The completed IoT prototype of the sign project
The design of the sign also included some standard white lights that are triggered with an electric eye that will turn the white lights on and off during the night. The intent is that the RGB lights are not running all of the time, and only work on special occasions. Using the IX-14 and OSC, we integrated a 110v relay that turns off the white lights and simultaneously activates the RGB lights and converts.
Currently, the Python code has some modules to include to program simple functions for different colors (dynamic color changing), but it can also set up a static color as well.
One of the great aspects of the sign is that with the ArtNet to DMX converter, I can record DMX streams and play them back. In the future, we can use pixel mapping programs to play animations on the sign and then play them back with one simple OSC control.

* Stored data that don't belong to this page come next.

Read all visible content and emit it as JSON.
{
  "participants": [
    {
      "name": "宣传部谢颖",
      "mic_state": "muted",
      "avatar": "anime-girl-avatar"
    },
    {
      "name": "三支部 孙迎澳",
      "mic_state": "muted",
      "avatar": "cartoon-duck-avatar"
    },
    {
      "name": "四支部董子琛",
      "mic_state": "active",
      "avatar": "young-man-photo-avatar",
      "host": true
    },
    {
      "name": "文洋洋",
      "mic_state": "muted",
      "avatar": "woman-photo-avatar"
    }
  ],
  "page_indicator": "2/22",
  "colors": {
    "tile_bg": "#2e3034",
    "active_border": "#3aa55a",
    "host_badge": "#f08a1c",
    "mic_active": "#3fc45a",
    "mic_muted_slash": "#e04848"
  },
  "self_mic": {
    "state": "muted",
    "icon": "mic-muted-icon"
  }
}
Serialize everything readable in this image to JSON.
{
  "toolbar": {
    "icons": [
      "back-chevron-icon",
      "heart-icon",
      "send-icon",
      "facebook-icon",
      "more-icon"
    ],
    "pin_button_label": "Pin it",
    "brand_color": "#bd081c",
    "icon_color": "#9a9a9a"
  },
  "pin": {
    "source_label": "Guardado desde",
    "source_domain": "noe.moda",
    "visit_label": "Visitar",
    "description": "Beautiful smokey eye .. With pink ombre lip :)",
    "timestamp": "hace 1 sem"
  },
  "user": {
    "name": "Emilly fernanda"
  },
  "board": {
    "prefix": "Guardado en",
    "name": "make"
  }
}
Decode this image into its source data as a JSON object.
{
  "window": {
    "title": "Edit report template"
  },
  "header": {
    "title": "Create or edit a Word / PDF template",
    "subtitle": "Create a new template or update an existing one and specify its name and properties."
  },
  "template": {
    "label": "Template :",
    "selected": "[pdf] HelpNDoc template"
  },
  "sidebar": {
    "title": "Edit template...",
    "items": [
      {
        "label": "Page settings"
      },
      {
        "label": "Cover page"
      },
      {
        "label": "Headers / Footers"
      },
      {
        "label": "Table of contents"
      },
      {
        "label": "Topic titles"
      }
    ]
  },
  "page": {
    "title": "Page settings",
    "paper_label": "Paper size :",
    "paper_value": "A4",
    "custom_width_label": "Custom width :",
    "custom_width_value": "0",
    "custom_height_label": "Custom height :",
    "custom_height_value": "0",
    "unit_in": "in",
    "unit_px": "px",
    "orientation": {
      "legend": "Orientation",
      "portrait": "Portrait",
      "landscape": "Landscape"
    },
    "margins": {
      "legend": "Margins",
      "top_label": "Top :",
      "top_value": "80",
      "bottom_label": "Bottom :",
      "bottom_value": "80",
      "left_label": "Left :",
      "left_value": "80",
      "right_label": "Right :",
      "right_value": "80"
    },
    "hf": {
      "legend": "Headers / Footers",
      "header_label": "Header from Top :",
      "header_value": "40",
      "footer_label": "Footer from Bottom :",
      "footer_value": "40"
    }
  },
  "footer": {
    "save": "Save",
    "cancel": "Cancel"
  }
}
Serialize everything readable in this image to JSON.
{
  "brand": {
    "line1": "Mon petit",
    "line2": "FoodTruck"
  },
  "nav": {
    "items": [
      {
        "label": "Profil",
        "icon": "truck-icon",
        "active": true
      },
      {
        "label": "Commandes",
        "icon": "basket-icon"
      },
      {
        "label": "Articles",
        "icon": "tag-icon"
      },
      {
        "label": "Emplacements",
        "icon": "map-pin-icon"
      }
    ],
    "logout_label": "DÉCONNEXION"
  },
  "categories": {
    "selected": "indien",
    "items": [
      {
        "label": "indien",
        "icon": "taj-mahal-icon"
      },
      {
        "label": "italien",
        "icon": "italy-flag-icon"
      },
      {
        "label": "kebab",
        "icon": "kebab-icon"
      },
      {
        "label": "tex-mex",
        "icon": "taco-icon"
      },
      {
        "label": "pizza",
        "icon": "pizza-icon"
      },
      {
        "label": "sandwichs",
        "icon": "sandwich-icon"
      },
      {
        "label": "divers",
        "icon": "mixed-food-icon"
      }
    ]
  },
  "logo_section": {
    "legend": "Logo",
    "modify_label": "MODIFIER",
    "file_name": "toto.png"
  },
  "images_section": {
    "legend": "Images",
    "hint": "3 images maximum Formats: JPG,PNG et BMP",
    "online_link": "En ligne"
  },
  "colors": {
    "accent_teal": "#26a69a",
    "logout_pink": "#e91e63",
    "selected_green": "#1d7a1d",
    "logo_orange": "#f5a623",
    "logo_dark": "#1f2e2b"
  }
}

Right now however, we can change each letter to a static color only. Below is an early example of rotating colors for each letter.
All of this technology was wrapped up in one NEMA case that has been attached to the sign outside. We used DIN rail mounting for the devices to make the install clean. The photo shows a close-to-production version of the cabinet.
Nema enclosure for the sign controls
We have changed the sign colors for several occasions and holidays. The following pictures show the sign as viewed by travelers on the nearby Highway 169 at night on these occasions.
9/11/2019 - Sign changed to red, white and blue, commemorating the lives lost in the 911 attack
Purple pride: the Minnesota Vikings football opener, September 2019
Pumpkin orange in celebration of Halloween, October 2019
In the future we plan on doing some pixel mapping of the letters. This will allow us to use motion within the letters. For example, for holidays we could have a pumpkin or Easter bunny bouncing across the letters, stars flying through the letters during the annual Perseids meteor shower, or a waving U.S. flag for Independence Day.
One of the more interesting ideas is the ability to be able to respond to external items. For example, we could for example play an animation of fire when the temperature gets above 95 degrees F. Seems like their is no end in sight for the creativity that can be expressed in the sign... and all powered by Digi connectivity and standard off-the shelf-components.